Ambassadeur de BlaBlaCar depuis plusieurs années, vous venez d’intégrer le bataillon des utilisateurs de Ouicar. Conducteur sérieux, ponctuel et sociable sur le site de covoiturage, vous êtes pour l’instant un inconnu sur la plateforme d’autopartage.

Les échanges se font sans intermédiaire dans l’univers de la consommation collaborative: pour pouvoir exploiter ces services de partage, inspirer confiance est la clé. Mais cette exigence peut parfois relever du parcours du combattant. D’autant qu’une réputation se construit au fil des échanges. Chaque inscription est un nouveau départ.

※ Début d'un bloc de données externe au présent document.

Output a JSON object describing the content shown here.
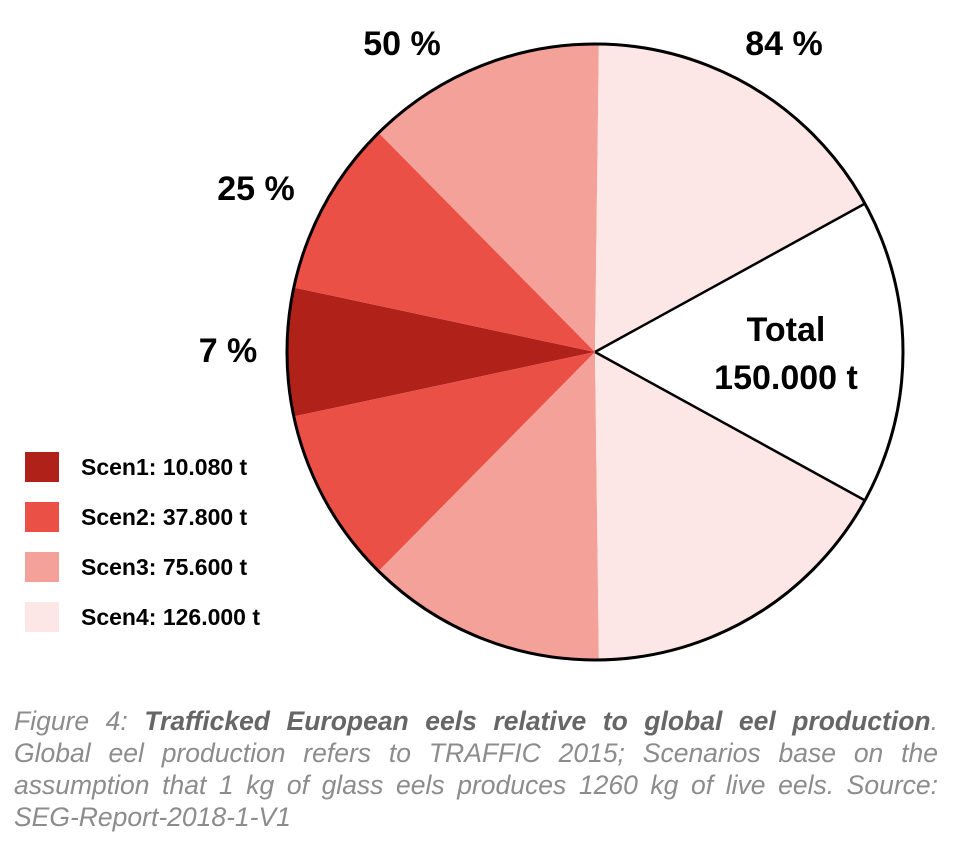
{
  "chart_data": {
    "type": "pie",
    "total": 150000,
    "total_label": [
      "Total",
      "150.000 t"
    ],
    "slices": [
      {
        "name": "Scen1",
        "value": 10080,
        "color": "#b0211a"
      },
      {
        "name": "Scen2",
        "value": 37800,
        "color": "#eb5046"
      },
      {
        "name": "Scen3",
        "value": 75600,
        "color": "#f4a19a"
      },
      {
        "name": "Scen4",
        "value": 126000,
        "color": "#fde7e6"
      }
    ],
    "percent_labels": [
      "7 %",
      "25 %",
      "50 %",
      "84 %"
    ],
    "legend": [
      {
        "label": "Scen1: 10.080 t",
        "color": "#b0211a"
      },
      {
        "label": "Scen2: 37.800 t",
        "color": "#eb5046"
      },
      {
        "label": "Scen3: 75.600 t",
        "color": "#f4a19a"
      },
      {
        "label": "Scen4: 126.000 t",
        "color": "#fde7e6"
      }
    ],
    "legend_position": "bottom-left"
  },
  "caption": {
    "prefix": "Figure 4: ",
    "bold": "Trafficked European eels relative to global eel production",
    "rest": ". Global eel production refers to TRAFFIC 2015; Scenarios base on the assumption that 1 kg of glass eels produces 1260 kg of live eels. Source: SEG-Report-2018-1-V1"
  }
}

Rendre visibles toutes les évaluations

Socle d’une consommation collaborative en pleine explosion, la confiance est le cheval de bataille de Famust . Ce service vous propose de maximiser vos chances de collaborer avec les utilisateurs de plateformes collaboratives.

«Les informations que vous avez indiquées sur chaque site où vous êtes inscrit, nous les regroupons pour vous créer un profil unique. L'idée est de les rendre accessibles en un clin d’œil», affirme Benoit Allibe, co-fondateur de ZenWeShare, l’entreprise qui a lancé l'agrégateur numérique en 2014.

Peaufiner sa réputation

Vitrine de la réputation en ligne, Famust permet au consommateur collaboratif de valoriser son historique. «Synthétisés, commentaires et évaluations laissés sur chacun des sites collaboratifs se partagent facilement. Grâce à une URL, vous pouvez poster le lien sur toutes vos annonces», précise Benoît Allibe.

Mais l'historique de réputation n’est pas le seul pilier de la confiance entre particuliers. Pour se constituer son passeport numérique, abandonnez les pseudos Tiboutchou ou Camdu08 et n'hésitez plus à justifier de votre identité en toute transparence. «L’époque de l’anonymat comme aux débuts d’eBay, c’est terminé», continue Benoit Allibe, dont la start-up a noué des partenariats avec quatre plateformes de partage, dont le réseau social de proximité Mon P’ti Voisinage.

«Montrer patte blanche»

David Rouxel, co-fondateur de cette plateforme de coup de main entre voisins, explique: «Chez nous, il faut montrer patte blanche». Le partenariat avec Mon P’ti Voisinage s’est d’ailleurs fait tout naturellement. La proximité, chère au réseau social local, découle du besoin de savoir qui est la personne avec qui l'on échange. Selon Benoit Allibe «la confiance se tisse plus facilement au sein d’un petit éco-système comme le quartier».

Utilisateur de plusieurs sites collaboratifs, Eric Boniface témoigne: «Je suis adepte de airbnb et BlaBlaCar depuis plusieurs années. Plus récemment, je me suis inscrit sur la plateforme de location de voiture entre particuliers Drivy. Mon profil de petit nouveau, sans évaluation, suscitait de la réticence. Du coup, j’ai renvoyé les gens sur mon profil Famust pour les rassurer. Très rapidement, j’ai pu louer une voiture». Alors que la confiance se cultive pour pouvoir continuer à échanger, sera-t-elle «la monnaie du XXIème siècle», comme l'affirme Rachel Botsman, auteure de «La montée de la consommation collaborative»?